Das grundlegende Wort «Substanz» mit seiner Andeutung von Materialität ist eine falsche Bezeichnung. Es ist jedoch hilfreich, dieses Wort auf seine lateinische Wurzel zurückzuführen: - «sub» unter und «sto» stehen. Substanz ist also dasjenige, was unter etwas anderem steht oder ihm zugrundeliegt. Die Schreibweise oder falsche Schreibweise «sub-stans» ist vielsagender und gibt eine bessere Andeutung.

Obwohl diese universale Substanz subtil und flüchtig ist, so ist sie doch in einem anderen Sinne sogar dichter als Materie. Wenn wir uns ein Agens ausserhalb der universalen Substanz vorstellen könnten - eine Hypothese, die allen Tatsachen und Möglichkeiten widerspricht - und wenn ein solches äusseres Agens versuchen würde, die universale Substanz zusammenzupressen [57] oder auf irgendeine andere Weise von aussen her auf sie einzuwirken, dann würde Substanz sich als dichter als irgendein anderes bekanntes Material erweisen.
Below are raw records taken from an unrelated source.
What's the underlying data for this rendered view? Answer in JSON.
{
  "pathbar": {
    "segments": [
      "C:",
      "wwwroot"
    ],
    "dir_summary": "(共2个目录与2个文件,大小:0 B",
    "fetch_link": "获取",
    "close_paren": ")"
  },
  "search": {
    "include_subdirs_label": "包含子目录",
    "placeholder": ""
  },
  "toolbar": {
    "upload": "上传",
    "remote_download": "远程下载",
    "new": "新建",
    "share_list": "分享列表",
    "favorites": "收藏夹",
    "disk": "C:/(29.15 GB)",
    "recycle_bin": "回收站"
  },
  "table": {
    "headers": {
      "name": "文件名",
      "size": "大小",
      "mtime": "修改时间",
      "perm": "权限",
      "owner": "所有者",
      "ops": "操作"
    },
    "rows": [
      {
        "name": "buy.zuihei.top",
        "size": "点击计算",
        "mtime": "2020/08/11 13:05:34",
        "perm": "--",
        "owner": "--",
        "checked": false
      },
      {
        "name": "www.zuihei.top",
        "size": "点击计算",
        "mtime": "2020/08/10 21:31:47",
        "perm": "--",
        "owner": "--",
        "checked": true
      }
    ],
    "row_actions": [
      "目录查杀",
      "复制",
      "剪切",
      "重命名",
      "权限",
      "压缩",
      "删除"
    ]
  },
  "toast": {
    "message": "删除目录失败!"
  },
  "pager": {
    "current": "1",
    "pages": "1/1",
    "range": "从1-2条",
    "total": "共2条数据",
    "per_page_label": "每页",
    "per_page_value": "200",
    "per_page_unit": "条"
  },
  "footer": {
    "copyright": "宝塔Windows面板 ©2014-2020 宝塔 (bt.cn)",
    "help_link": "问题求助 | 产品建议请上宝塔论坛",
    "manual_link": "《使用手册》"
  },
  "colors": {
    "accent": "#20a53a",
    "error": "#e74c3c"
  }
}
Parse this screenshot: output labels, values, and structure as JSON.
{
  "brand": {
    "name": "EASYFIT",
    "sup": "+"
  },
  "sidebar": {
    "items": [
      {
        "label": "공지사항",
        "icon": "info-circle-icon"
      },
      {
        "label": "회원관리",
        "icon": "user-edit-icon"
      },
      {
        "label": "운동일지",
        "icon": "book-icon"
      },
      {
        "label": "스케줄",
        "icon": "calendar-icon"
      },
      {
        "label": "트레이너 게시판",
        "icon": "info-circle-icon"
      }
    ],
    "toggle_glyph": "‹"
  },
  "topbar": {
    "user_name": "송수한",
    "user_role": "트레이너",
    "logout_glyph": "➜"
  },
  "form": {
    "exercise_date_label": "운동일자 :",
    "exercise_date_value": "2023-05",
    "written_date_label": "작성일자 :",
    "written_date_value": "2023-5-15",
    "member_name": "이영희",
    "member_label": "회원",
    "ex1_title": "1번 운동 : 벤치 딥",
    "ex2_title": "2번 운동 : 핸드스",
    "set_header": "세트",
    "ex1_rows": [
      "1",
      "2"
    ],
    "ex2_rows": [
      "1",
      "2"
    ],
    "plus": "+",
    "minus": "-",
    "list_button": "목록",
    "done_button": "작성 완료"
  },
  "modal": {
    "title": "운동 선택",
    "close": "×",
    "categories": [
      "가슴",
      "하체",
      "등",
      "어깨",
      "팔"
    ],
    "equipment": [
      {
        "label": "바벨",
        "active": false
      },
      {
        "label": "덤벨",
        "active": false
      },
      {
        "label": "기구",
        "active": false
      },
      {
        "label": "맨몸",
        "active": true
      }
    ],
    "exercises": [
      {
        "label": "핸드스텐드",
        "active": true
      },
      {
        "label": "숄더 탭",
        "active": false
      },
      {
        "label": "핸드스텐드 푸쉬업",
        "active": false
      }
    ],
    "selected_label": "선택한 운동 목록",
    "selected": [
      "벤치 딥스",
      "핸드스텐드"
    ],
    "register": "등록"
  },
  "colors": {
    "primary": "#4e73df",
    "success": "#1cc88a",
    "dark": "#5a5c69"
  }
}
Der Substanz innewohnend und ein beständiges Gegenstück von ihr ist Leben, unaufhörliches Leben. Leben und Substanz sind ein und dasselbe, ein für alle Mal untrennbar, jedoch verschiedene Aspekte der einen Realität. Leben ist wie positive Elektrizität, Substanz negative. Leben ist dynamisch, Substanz statisch. Leben ist Tätigkeit oder Geist und Substanz ist Form oder Materie. Leben ist der Vater und erzeugt, Substanz ist die Mutter und empfängt.

Zu diesen beiden Aspekten des Lebens und der Substanz wird noch ein dritter hinzugefügt. Leben ist theoretische oder potentielle Tätigkeit und bedarf eines Wirkungsbereiches. Substanz liefert dies, und durch die Vereinigung von Leben und Substanz entflammt fortan aktive Energie.
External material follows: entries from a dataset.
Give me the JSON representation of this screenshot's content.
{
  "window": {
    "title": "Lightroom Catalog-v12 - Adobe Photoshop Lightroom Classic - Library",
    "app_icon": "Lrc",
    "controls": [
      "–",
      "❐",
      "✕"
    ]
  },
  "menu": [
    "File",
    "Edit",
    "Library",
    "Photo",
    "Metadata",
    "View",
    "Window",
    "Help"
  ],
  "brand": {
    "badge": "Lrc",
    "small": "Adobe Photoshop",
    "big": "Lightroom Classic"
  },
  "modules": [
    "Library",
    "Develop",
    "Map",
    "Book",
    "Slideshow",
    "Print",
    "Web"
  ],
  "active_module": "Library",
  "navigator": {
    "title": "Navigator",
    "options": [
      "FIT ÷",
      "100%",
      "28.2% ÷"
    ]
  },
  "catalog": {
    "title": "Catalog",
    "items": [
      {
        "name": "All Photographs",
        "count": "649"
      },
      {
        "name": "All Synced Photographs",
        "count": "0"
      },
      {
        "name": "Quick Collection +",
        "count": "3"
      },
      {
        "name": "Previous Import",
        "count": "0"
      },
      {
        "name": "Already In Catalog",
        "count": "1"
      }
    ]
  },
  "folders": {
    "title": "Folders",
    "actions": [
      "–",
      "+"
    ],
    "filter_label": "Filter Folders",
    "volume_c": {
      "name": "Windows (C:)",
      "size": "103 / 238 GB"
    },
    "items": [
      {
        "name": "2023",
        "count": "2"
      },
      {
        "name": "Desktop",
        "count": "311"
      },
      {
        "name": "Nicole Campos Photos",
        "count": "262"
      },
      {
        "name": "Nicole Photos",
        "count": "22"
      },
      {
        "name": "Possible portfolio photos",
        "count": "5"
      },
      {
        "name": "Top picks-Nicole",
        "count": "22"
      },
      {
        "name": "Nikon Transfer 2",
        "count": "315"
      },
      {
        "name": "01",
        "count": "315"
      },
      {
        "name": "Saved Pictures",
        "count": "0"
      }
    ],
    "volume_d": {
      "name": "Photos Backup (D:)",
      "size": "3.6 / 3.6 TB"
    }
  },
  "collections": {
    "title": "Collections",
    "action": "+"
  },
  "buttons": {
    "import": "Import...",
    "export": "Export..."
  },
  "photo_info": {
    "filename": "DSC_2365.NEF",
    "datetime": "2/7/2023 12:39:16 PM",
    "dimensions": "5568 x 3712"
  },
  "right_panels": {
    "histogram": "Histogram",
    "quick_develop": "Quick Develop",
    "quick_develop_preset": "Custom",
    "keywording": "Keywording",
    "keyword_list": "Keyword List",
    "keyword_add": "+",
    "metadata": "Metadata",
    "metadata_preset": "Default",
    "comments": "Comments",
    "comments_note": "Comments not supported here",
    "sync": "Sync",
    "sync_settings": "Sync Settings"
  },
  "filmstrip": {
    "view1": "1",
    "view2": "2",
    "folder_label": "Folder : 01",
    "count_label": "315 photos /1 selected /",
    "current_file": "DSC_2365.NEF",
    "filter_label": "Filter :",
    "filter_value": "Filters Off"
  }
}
Wir haben somit eine einzige Realität, universelle Substanz; - aber gleichzeitig eine zugleich existierende Dualität - Leben und Substanz, und gleichzeitig eine zugleich existierende Dreiheit: Leben, Substanz und das sich daraus ergebende Wechselspiel, das wir Bewusstsein oder Seele nennen.
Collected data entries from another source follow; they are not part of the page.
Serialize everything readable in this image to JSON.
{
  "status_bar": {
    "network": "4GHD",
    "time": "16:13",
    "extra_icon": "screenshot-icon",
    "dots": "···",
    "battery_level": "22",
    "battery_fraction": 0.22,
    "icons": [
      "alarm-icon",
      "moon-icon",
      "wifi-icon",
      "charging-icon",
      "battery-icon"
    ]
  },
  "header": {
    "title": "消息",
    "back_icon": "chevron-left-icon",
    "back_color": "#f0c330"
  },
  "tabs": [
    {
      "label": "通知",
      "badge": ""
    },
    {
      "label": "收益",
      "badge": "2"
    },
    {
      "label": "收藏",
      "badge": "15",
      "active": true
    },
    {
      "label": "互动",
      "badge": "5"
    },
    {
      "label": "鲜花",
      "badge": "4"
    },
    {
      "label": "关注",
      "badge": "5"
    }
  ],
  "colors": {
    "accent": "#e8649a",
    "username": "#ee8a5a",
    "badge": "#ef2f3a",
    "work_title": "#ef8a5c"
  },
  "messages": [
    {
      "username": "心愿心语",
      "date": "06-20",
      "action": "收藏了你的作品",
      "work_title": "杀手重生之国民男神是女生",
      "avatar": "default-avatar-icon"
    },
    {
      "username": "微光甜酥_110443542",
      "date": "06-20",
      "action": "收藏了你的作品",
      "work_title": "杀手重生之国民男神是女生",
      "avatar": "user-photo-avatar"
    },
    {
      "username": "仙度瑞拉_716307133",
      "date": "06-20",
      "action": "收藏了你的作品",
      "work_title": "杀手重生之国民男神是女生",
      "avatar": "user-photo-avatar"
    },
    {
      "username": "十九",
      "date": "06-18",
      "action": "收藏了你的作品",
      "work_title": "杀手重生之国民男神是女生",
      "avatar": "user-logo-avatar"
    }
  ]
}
Die ganze manifestierte Welt entsteht durch Energie (und die gleichzeitig bestehenden Faktoren Substanz und Bewusstsein). Alles Sichtbare, vom kleinsten Sandkorn bis zum weitesten Bogen des Sternenhimmels, von einem afrikanischen Wilden bis zu einem Buddha oder einem Christus, alle sind Erzeugnisse von Energie. Materie ist Energie in ihrer dichtesten und niedrigsten Form; Geist ist dieselbe Energie in ihrer höchsten und subtilsten Form. Materie ist somit der herabsteigende und sich erniedrigende Geist; Geist ist dagegen emporsteigender und verherrlichter Stoff.

[58]

Um sich zu verdichten, nimmt Energie sieben Grade oder Ebenen an oder steigt in sie herab. Der Mensch dient als Beispiel für drei. Er hat seinen physischen Körper, seinen Gefühlsmechanismus und seinen Mentalkörper und funktioniert infolgedessen auf drei Ebenen oder ist auf drei Ebenen wach, auf der physischen, emotionellen und der mentalen. Er steht auf der Schwelle des Erkennens eines vierten und höheren Faktors, der Seele, des Ich's, und wird demnächst zu dieser Realisation erwachen. Die drei höheren Ebenen bedürfen in dieser einfachen Besprechung keiner Erläuterung.

Zusätzlich zu diesen sieben Ebenen hat jede Ebene sieben Unterebenen. Wir werden nur die sieben Unterebenen der niedrigsten oder physischen Ebene besprechen.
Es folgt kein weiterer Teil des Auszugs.